[ih] The web as wind and whirlwind? (was Re: History from 1960s to 2025)
Karl Auerbach
karl at iwl.com
Sun Dec 21 11:46:07 PST 2025
On 12/20/25 9:39 PM, Andrew Sullivan via Internet-history wrote:
> On Sun, Dec 21, 2025 at 05:33:22PM -0500, Brian E Carpenter via
> Internet-history wrote:
>> A subsidiary question is when, and why, the Internet became the
>> internet.
I use both the "I" and "i" forms.
I use the capital I form to refer to the now worldwide (and beyond?)
network that encompasses the endpoints reachable via IPv4 and IPv6
addresses, as well as the machinery that moves packets between those end
points. In other words I use the "I" form to refer to a fairly specific
thing.
On the other hand I use the lower case form to refer to the technology
used to create the capitalized Internet as well as any other lower-case
internets, each with its own full IPv4 or IPv6 address space and end
points and links, that can (and I believe have been) created for various
purposes.
(I am far from consistent in this usage of the "I" and "i" forms.)
One of the reasons I do this is that I am much of the belief that our
capital "I" Internet is slowly undergoing a transformation. Much as the
Internet is "a network of networks", I am of the belief that we are
evolving to "a network of networks of networks". I've referred to this
as the "island and bridge" model in which entire lower-case internets
come to be, each with its own IPv4 or IPv6 address space (the existing
capital Internet being but one of these). These internets, in this
model, are mutually suspicious and often only self-interest
cooperative. These internets are connected by tightly guarded bridges -
which in my mind would be application-level bridges (with plenty of
filters and firewall functions) that proxy application level traffic,
not IP packets, across those bridges.
A key aspect to this is a change in the minds of users that "the net" is
a collection of applications rather than a system that moves packets
end-to-end. In this changed mindset what matters to users is not the
elegance of the underlying plumbing but rather than ones favorite
applications work (no matter how ugly is the underlying machinery that
gets the data from hither to yon.)
Another key aspect to this is that so many of our application protocols
are designed to be relayed and proxied at the application layer. This
allows deployment of application level gateways (distinct from network
address translators) as means to interconnect diverse spaces.

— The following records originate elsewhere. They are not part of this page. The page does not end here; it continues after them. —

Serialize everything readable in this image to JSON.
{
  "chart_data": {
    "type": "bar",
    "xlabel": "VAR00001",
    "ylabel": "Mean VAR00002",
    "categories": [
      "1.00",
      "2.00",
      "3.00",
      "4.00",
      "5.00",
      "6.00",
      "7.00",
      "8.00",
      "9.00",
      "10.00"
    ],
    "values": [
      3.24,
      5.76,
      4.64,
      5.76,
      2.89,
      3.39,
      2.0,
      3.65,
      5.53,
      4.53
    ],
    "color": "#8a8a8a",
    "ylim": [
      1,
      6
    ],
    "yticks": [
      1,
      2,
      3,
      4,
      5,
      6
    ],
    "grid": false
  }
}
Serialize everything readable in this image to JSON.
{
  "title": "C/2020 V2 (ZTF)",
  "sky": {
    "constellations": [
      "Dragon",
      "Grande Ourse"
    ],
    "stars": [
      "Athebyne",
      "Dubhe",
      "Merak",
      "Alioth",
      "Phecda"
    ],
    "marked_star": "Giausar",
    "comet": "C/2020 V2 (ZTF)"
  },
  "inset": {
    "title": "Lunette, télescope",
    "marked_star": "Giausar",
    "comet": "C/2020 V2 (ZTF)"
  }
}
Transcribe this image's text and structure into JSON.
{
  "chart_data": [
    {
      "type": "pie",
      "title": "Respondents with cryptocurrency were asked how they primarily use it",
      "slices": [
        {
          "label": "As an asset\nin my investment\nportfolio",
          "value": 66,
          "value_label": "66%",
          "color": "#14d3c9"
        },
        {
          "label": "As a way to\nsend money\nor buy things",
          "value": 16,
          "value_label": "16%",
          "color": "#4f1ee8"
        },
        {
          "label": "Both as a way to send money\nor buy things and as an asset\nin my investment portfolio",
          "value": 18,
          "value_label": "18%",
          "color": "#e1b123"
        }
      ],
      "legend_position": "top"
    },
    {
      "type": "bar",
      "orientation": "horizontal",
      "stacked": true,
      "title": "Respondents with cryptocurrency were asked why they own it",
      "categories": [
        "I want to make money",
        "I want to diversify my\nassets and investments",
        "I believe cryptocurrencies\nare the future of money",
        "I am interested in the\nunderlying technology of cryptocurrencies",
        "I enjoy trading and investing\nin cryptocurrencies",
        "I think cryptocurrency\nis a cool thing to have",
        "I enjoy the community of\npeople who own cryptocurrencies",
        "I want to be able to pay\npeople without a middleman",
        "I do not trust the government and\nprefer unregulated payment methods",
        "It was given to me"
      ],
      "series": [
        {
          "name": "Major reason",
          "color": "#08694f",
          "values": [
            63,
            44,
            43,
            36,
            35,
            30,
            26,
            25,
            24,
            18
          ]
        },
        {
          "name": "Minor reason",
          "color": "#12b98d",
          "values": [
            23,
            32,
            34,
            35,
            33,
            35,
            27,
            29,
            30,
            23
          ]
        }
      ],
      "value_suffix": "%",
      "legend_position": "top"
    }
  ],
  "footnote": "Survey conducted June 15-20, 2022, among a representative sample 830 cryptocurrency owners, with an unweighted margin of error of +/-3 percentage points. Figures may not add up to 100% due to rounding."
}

I wrote about this in 2016 in a somewhat long-ish note "Internet: Quo
Vadis (Where are you going?)" at
https://www.cavebear.com/cavebear-blog/internet_quo_vadis/
Although what I wrote about in 2016 has not yet happened there are
continuing signs that this change is happening, albeit at a pace that is
slow even by "glacial" metrics. To my mind, the rise of things such as
the commercial DNS resolvers by Google (8.8.8.8), Cloudflare (1.1.1.1),
Comcast (75.75.75.75) is one sign. And the rise of the walled garden
worlds of Facebook, Tiktok, and of federated social networking are
further signs that cracks are forming.